Publicado en Diario El Paìs por J. Ernesto Ayala-Dip
La llegada de la tecnología a las consultas de la sanidad pública ha
perturbado algunos hábitos. En las consultas de atención primaria, el
médico que antes nos saludaba mirándonos a los ojos, ahora se ha trocado
por una persona que apenas nos mira, apenas nos habla y apenas nos
escucha, dada, supongo, la mucha prisa que tiene de suplantarnos por el
siguiente paciente.
No es mi intención hacer ninguna crítica a la Seguridad Social, a la eficacia profesional con la que todavía se ocupa de nuestra salud. Podría protestarse ante las listas de espera para ser intervenidos en determinadas cirugías, cada día más ralentizadas en algunas comunidades autonómicas, debido al cierre de quirófanos (impelidos estos cierres por la austeridad presupuestaria); podríamos preguntarnos por el cierre de algunos centros de asistencia primaria en determinadas poblaciones, obligando a los pacientes de los mismos a desplazarse a localidades vecinas. En fin, a lo mejor poniéndonos muy exigentes, hasta podríamos aumentar el número de disfunciones descubiertas en materia logística. Pero, a la larga, dudo mucho que tengamos derecho a quejarnos más allá de lo pertinente. La medicina primaria en nuestro país en general funciona bien. Y en los servicios de tratamientos de patologías más inclementes, la atención y el cuidado altamente especializado es sencillamente impecable.

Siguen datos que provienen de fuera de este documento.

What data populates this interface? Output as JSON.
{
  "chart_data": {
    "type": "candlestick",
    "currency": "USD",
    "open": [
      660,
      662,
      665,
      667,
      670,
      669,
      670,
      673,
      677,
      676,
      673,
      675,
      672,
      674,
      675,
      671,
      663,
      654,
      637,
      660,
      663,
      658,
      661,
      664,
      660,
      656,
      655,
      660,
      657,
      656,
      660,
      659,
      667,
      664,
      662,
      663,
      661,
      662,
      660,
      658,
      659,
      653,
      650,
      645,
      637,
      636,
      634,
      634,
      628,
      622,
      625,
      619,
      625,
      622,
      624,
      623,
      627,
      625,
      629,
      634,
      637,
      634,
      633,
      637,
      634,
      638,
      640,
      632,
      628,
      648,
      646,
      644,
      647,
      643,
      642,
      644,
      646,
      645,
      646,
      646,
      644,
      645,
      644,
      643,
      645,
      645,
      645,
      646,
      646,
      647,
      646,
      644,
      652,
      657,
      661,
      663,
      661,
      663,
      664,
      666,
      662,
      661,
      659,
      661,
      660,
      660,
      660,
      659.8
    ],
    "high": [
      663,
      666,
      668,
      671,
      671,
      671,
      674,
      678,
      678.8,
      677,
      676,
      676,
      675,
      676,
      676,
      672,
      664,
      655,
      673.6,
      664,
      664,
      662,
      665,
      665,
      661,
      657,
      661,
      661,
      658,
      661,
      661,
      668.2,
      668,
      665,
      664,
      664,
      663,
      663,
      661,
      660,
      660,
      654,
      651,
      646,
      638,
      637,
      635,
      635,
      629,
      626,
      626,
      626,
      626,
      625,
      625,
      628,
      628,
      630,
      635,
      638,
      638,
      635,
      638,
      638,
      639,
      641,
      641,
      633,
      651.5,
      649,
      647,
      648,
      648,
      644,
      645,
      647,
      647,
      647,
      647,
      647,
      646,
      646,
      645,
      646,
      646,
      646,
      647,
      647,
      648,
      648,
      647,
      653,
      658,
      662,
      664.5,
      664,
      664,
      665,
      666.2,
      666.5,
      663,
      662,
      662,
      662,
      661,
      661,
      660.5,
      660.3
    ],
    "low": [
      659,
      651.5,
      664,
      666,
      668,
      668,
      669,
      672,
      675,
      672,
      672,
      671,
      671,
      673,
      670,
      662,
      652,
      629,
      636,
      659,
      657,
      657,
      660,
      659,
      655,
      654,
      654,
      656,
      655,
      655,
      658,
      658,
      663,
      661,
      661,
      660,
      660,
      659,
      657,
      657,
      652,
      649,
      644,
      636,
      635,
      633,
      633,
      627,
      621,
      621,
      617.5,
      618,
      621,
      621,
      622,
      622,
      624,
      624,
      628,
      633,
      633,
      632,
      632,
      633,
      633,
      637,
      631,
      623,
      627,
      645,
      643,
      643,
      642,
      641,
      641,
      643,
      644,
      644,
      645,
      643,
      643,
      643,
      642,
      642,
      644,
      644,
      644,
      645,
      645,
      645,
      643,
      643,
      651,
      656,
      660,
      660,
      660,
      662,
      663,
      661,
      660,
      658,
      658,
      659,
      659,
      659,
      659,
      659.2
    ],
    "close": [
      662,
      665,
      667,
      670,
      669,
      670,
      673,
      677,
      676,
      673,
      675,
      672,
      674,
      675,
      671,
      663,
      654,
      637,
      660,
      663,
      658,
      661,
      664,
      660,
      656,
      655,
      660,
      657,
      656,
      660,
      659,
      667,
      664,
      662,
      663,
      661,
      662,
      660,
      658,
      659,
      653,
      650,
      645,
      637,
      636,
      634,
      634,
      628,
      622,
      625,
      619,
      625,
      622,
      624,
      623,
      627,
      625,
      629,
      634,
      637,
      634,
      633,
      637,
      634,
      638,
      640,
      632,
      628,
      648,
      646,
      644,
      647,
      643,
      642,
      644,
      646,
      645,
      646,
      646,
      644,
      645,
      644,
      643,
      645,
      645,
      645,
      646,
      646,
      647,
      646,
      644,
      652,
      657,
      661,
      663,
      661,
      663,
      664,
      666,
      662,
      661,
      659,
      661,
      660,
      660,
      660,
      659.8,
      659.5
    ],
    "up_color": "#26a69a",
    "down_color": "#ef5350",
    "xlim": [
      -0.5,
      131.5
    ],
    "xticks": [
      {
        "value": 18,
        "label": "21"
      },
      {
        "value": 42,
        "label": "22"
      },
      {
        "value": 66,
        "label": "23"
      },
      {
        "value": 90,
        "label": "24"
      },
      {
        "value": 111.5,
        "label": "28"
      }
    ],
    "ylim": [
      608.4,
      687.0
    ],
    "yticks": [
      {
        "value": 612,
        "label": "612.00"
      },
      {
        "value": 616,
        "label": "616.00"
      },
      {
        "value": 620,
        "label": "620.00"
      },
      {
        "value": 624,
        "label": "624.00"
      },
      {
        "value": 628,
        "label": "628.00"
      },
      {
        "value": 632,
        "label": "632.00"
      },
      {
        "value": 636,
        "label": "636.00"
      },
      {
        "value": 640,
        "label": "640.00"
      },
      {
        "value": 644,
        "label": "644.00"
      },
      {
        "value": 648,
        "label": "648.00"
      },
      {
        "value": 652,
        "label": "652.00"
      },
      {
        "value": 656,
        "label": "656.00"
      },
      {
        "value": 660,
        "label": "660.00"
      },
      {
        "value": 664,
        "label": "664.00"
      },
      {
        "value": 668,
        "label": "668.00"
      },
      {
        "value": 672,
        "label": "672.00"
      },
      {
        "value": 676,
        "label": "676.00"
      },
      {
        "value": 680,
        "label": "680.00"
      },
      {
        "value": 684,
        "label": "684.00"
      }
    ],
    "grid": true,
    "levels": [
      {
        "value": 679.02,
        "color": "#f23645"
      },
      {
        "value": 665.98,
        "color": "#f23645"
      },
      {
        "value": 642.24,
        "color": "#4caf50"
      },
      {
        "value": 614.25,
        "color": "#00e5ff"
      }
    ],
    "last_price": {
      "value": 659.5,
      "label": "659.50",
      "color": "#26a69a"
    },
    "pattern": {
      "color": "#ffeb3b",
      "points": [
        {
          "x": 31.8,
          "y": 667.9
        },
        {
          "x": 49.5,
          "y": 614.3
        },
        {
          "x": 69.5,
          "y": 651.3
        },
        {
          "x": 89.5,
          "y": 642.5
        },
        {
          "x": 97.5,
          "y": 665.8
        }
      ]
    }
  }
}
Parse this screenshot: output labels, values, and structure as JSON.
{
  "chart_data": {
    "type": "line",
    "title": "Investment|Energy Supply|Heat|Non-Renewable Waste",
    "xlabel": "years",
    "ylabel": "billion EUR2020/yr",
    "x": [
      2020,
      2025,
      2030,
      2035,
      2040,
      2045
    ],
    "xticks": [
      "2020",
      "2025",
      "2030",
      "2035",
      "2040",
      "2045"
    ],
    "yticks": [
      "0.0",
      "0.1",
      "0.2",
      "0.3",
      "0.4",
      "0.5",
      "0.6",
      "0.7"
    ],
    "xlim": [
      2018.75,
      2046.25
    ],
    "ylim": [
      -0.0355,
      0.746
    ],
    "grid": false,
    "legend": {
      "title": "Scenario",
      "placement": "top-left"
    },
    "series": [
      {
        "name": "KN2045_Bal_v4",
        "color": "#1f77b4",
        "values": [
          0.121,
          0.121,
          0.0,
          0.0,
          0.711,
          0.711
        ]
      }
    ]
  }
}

Lo que quiero hacer notar es algo que no afecta aparentemente a la situación clínica de los pacientes. Algo como más abstracto, pero no por ello menos real y comprobable. Lo que echo en falta cuando visito a un médico de la seguridad social es una mayor empatía, y como esta está tan ostensiblemente ausente, me conformaría con una simulación de esa empatía, una simulación de que nuestro médico conoce nuestro historial. O incluso a veces, que pueden ser muchas, echo en falta que simule que no le molesta mi visita. Ante esta situación, me pregunto: ¿Qué pudo haber pasado para que parte de la clase médica de nuestro país perdiera ante sus pacientes esa aureola de colectivo humano, cultivado e identificado siempre con el trato cordial?
Acabo de leer una novela de un escritor francés del que hasta hace poco no sabía nada de su existencia. Me refiero a Jacques Chauviré, muerto en el 2005 a los 90 años. Pues bien, se da la circunstancia de que Chauviré estudió medicina y comenzó a ejercerla en 1942. Su especialidad fue la pediatría, que ejerció casi toda su vida en la ciudad de Lyon. Con el tiempo, la práctica de la medicina se le hizo cada vez más desazonante, dado el asimétrico balance que establecía entre las vidas que salvaba y las que no. Ello lo llevó a buscar consuelo en la literatura, campo en el cual no tuvo el reconocimiento público que se merecía, salvo casi al final de su vida con el libro que tuve la alta dicha estética de descubrir.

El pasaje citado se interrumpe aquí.